Some positive things though, I am very thankful for being in diapers when I’m busy, especially at work. It makes it a lot easier when I can stay relaxed and not worry about the bathroom. They are also wonderful when I’m relaxing at home, or just waking up in the morning. Wetting myself is getting easier and easier, though I still don’t wet in my sleep. It has only been 2 weeks though, so we shall see what happens there.
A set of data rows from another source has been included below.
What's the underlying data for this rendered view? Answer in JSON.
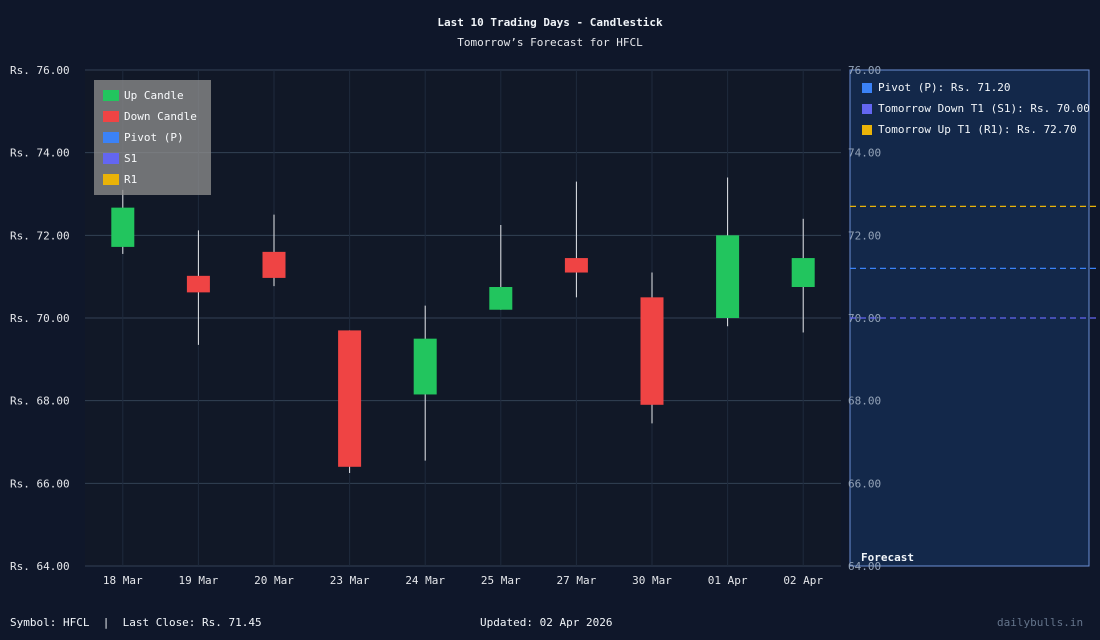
{
  "header": {
    "title": "Last 10 Trading Days - Candlestick",
    "subtitle": "Tomorrow’s Forecast for HFCL"
  },
  "legend": {
    "items": [
      {
        "label": "Up Candle",
        "color": "#22c55e"
      },
      {
        "label": "Down Candle",
        "color": "#ef4444"
      },
      {
        "label": "Pivot (P)",
        "color": "#3b82f6"
      },
      {
        "label": "S1",
        "color": "#6366f1"
      },
      {
        "label": "R1",
        "color": "#eab308"
      }
    ]
  },
  "forecast_panel": {
    "label": "Forecast",
    "items": [
      {
        "label": "Pivot (P): Rs. 71.20",
        "color": "#3b82f6",
        "value": 71.2
      },
      {
        "label": "Tomorrow Down T1 (S1): Rs. 70.00",
        "color": "#6366f1",
        "value": 70.0
      },
      {
        "label": "Tomorrow Up T1 (R1): Rs. 72.70",
        "color": "#eab308",
        "value": 72.7
      }
    ]
  },
  "footer": {
    "symbol": "Symbol: HFCL  |  Last Close: Rs. 71.45",
    "updated": "Updated: 02 Apr 2026",
    "brand": "dailybulls.in"
  },
  "colors": {
    "background": "#0f172a",
    "plot_bg": "#111827",
    "forecast_bg": "#13284a",
    "up": "#22c55e",
    "down": "#ef4444",
    "grid": "#334155"
  },
  "chart_data": {
    "type": "candlestick",
    "title": "Last 10 Trading Days - Candlestick",
    "subtitle": "Tomorrow’s Forecast for HFCL",
    "xlabel": "",
    "ylabel": "",
    "ylim": [
      64,
      76
    ],
    "yticks": [
      "Rs. 64.00",
      "Rs. 66.00",
      "Rs. 68.00",
      "Rs. 70.00",
      "Rs. 72.00",
      "Rs. 74.00",
      "Rs. 76.00"
    ],
    "right_yticks": [
      "64.00",
      "66.00",
      "68.00",
      "70.00",
      "72.00",
      "74.00",
      "76.00"
    ],
    "grid": true,
    "legend_position": "top-left",
    "categories": [
      "18 Mar",
      "19 Mar",
      "20 Mar",
      "23 Mar",
      "24 Mar",
      "25 Mar",
      "27 Mar",
      "30 Mar",
      "01 Apr",
      "02 Apr"
    ],
    "series": [
      {
        "name": "open",
        "values": [
          71.72,
          71.02,
          71.6,
          69.7,
          68.15,
          70.2,
          71.45,
          70.5,
          70.0,
          70.75
        ]
      },
      {
        "name": "high",
        "values": [
          73.1,
          72.12,
          72.5,
          69.7,
          70.3,
          72.25,
          73.3,
          71.1,
          73.4,
          72.4
        ]
      },
      {
        "name": "low",
        "values": [
          71.55,
          69.35,
          70.77,
          66.25,
          66.55,
          70.2,
          70.5,
          67.45,
          69.8,
          69.65
        ]
      },
      {
        "name": "close",
        "values": [
          72.67,
          70.62,
          70.97,
          66.4,
          69.5,
          70.75,
          71.1,
          67.9,
          72.0,
          71.45
        ]
      }
    ],
    "forecast_lines": [
      {
        "name": "Pivot (P)",
        "value": 71.2,
        "color": "#3b82f6"
      },
      {
        "name": "S1",
        "value": 70.0,
        "color": "#6366f1"
      },
      {
        "name": "R1",
        "value": 72.7,
        "color": "#eab308"
      }
    ]
  }
}
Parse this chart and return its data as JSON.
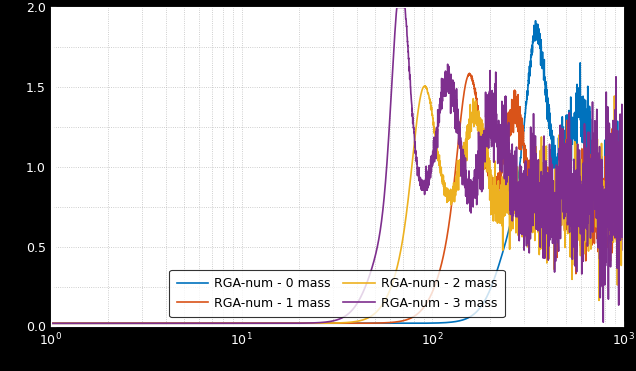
{
  "xlim_log": [
    0,
    3
  ],
  "ylim": [
    0,
    2.0
  ],
  "background_color": "#ffffff",
  "outer_color": "#000000",
  "grid_color": "#b0b0b0",
  "lines": [
    {
      "label": "RGA-num - 0 mass",
      "color": "#0072BD",
      "linewidth": 1.2
    },
    {
      "label": "RGA-num - 1 mass",
      "color": "#D95319",
      "linewidth": 1.2
    },
    {
      "label": "RGA-num - 2 mass",
      "color": "#EDB120",
      "linewidth": 1.2
    },
    {
      "label": "RGA-num - 3 mass",
      "color": "#7E2F8E",
      "linewidth": 1.2
    }
  ],
  "legend_fontsize": 9,
  "tick_fontsize": 9,
  "n_points": 4000,
  "figsize": [
    6.36,
    3.71
  ],
  "dpi": 100
}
With these issues, I’m not sure how long I will continue this time. If this will go for the full 6 months, or not. While being in diapers does have its upsides, the downsides are there too. This will be something I’ll be thinking more about as time goes on. I would love to hear your thoughts and feedback.

A Little Update

Published September 30, 2014 by diaperedgirl

Hi there everyone! ^_^

I haven’t been doing anywhere near as many updates as I’d like to, so I’ll give you a more comprehensive one this time. As of this morning, I’ve been back in diapers for a week. Overall it’s going well, and wetting myself is getting easier each and every time. At work, sometimes I just start to go when I’m sitting at my desk. Obviously sitting at my desk is a more relaxed state than walking or standing, so I believe it’s the first area I’ll notice it getting easier. It’s still a bit of a challenge to go when I’m moving around, though once I start, it does just come out.

The Absorbency Plus diapers definitely have their upsides, but also some downsides as well. It’s wonderful how absorbent they’ve been. I only use about 2 ever day. I usually put one on after showering when I get up. I then don’t need to change again until around halfway through my shift at work. That diaper I’ve been staying in till the next morning usually. Downside though is since they hold so much, they do bulk up a bit. On top of that, the smell does get a bit strong towards the end since at that point I’ve been in the same diaper for 8-12 hours depending on if it’s the one I wore to bed or not. So far though, no leaks, which is great! Even if they do happen though, I do have my mattress cover in place. :)

Overall lately, I’ve been spending time with my girlfriend, and things are going alright. We had a nice date over the weekend and saw the movie Maze Runner. I thought it was pretty awesome, and having a diaper on during the movie was great! A few weeks back, I’m also trying to build my savings back up, so I’ve been doing overtime at work. All those things have meant that I’ve been  more absent from the blog and my yahoo messenger. I do apologize about that, but I do plan on doing my best to keep in touch!